Any other methods will help me out? Or if it is appropriate for you to share your relevant works or methods with me?

Ps:

the abbreviation words are list as blow(the top 200 words(length==2), order by its frequcency),

ve ca ll cs mr uk mb st ac pc de cc hp db ms au os al cd ed la dr tv ii ma se gm dc pa pp ny fi ps dx cb id nl xt ad nj nt pm ns em hd ch um il bu ra md si du oz mi po bc ai ti pt br ab lc bh tm uu sw di gt tx wa va aa rs hr km ei uh mm sp nz jr ee el tu op io bd ld sf ha wd ux ph sg sc mc sx kb es rc ah hz rm dg gl ne ip mu xv ql cx ap vt ss mg eh sb ga er mx ds iv ta rz gb tb fr sh ya wc mt pd ic jp gs tt sj ye bm rf cl bs da nc bb le fm wb xx ot sl lw je en su xm lq mo wg ba mp cf dl cr bi ft te qu rt sr gc za ge eu kg ls ut zx dd im vl ct cg dk vm rr nh dy oo nm kk ff sq pl mk hc bx jb pb

I think that the problem is that urls have been divided up into their individual elements. Therefore "se" is actually from web addresses from Sweden (.se). Similarly "jp" is for Japanese websites (.jp) and "fr" is from French ones (.fr). This is the problem with not doing the tokenisation yourself - you don't control what is considered a term. While you could search for a list of all these url terms and use it to filter your list, there will be some abbreviations that are actually valid, e.g. "tv" for "television" and "uk" for "U.K.", or the United Kingdom of Great Britain and Northern Ireland and "mr" for "Mr." or Mister. Personally, I think you would be best finding software that enables you to do the tokensiation yourself and modify it to match what you consider to be a word. Have a look at sites like http://www.nltk.org/ (Python scripts).

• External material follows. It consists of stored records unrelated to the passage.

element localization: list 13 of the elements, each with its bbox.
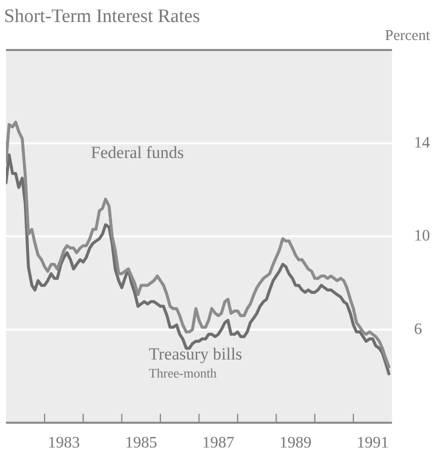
y-tick-label: 14 [414, 134, 430, 152]
x-tick-label: 1983 [48, 434, 80, 452]
text: Federal funds [90, 143, 184, 162]
x-tick-label: 1985 [125, 434, 158, 452]
x-tick-label: 1989 [280, 434, 312, 452]
chart-title: Short-Term Interest Rates [4, 6, 200, 27]
x-tick-label: 1991 [356, 434, 389, 452]
y-tick-label: 10 [414, 228, 430, 245]
x-tick-label: 1987 [202, 434, 234, 452]
y-axis-title: Percent [385, 28, 431, 44]
y-tick-label: 6 [414, 320, 422, 338]
annotation: Three-month [148, 365, 218, 380]
series-label: Treasury bills [148, 344, 242, 364]
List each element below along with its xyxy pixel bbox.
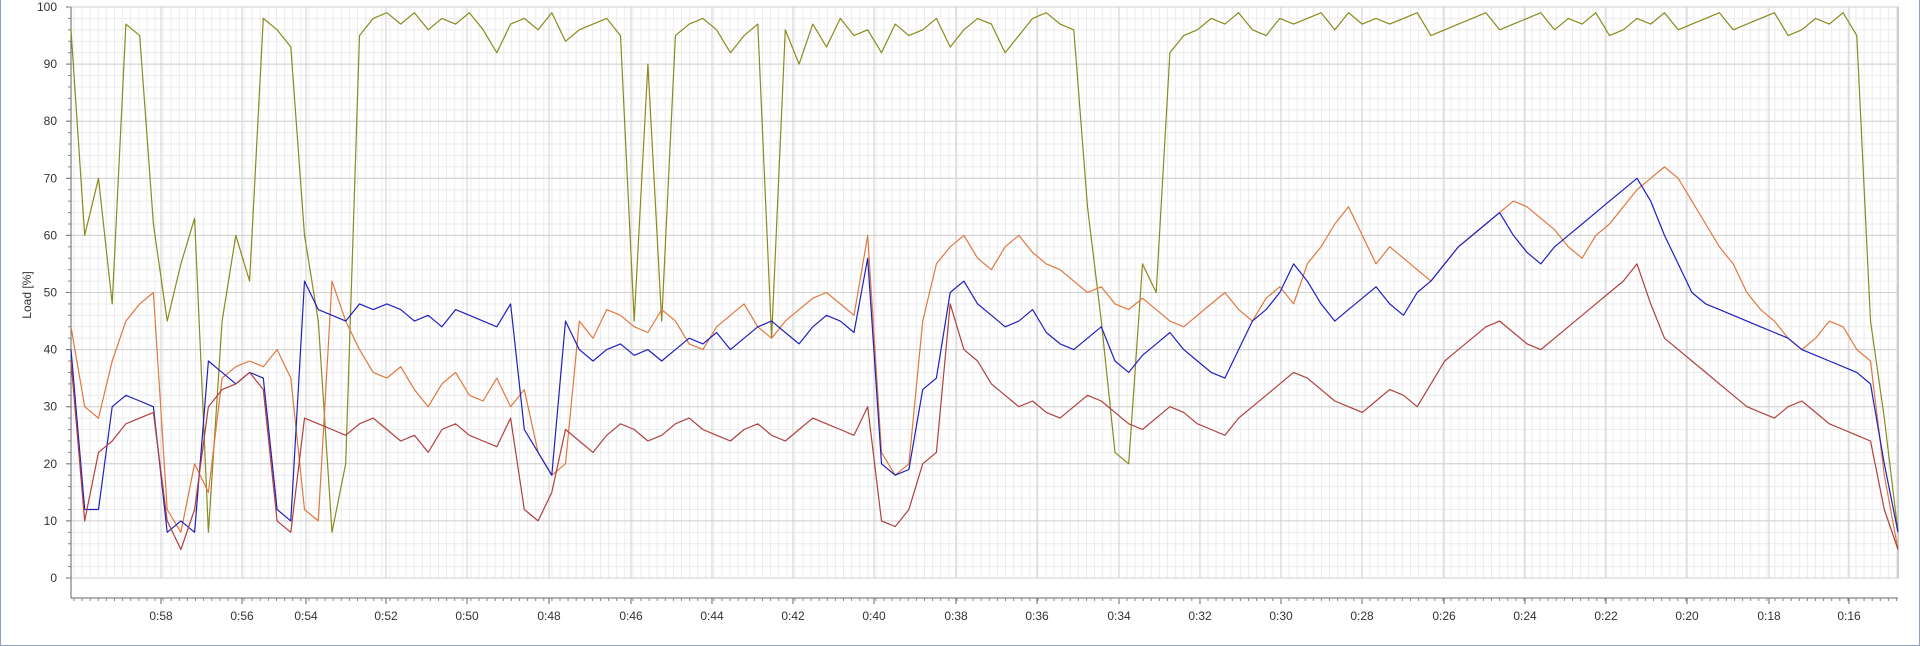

I am afraid that while my work on the 20 newsgroups did include tokenisation, my output was specialised for my research. I can tell you though that my tokeniser was based on the tokeniser.sed that was used for the Penn Treebank - http://www.cis.upenn.edu/~treebank/tokenizer.sed .

Dear Michael, thanks for your explanation.

I have checked the NLTK and the script from Penn Treebank provided by you, and done some research about tokensiation online.

I think it is not necessary to do the tokensiation by myself. I just need shrink the dataset(http://qwone.com/~jason/20Newsgroups/vocabulary.txt) by matching it with a-priori dictionary, which will filter those abbreviation words automatically. Is that appropriate?

But I think the best way to handle this problem is replacing those abbreviation words by its real meaning, for example, replacing 'se' by sweden, 'tv' by television etc, rather than just deleting those words without any consideration.

That certainly is one way. Watch out for terms like "us". Unless you know its original usage, you won't know whether it was "U.S." or "US" or "us" (i.e. first person plural pronoun which will be a stopword).

OK, thanks for your reminder. It's very nice of you.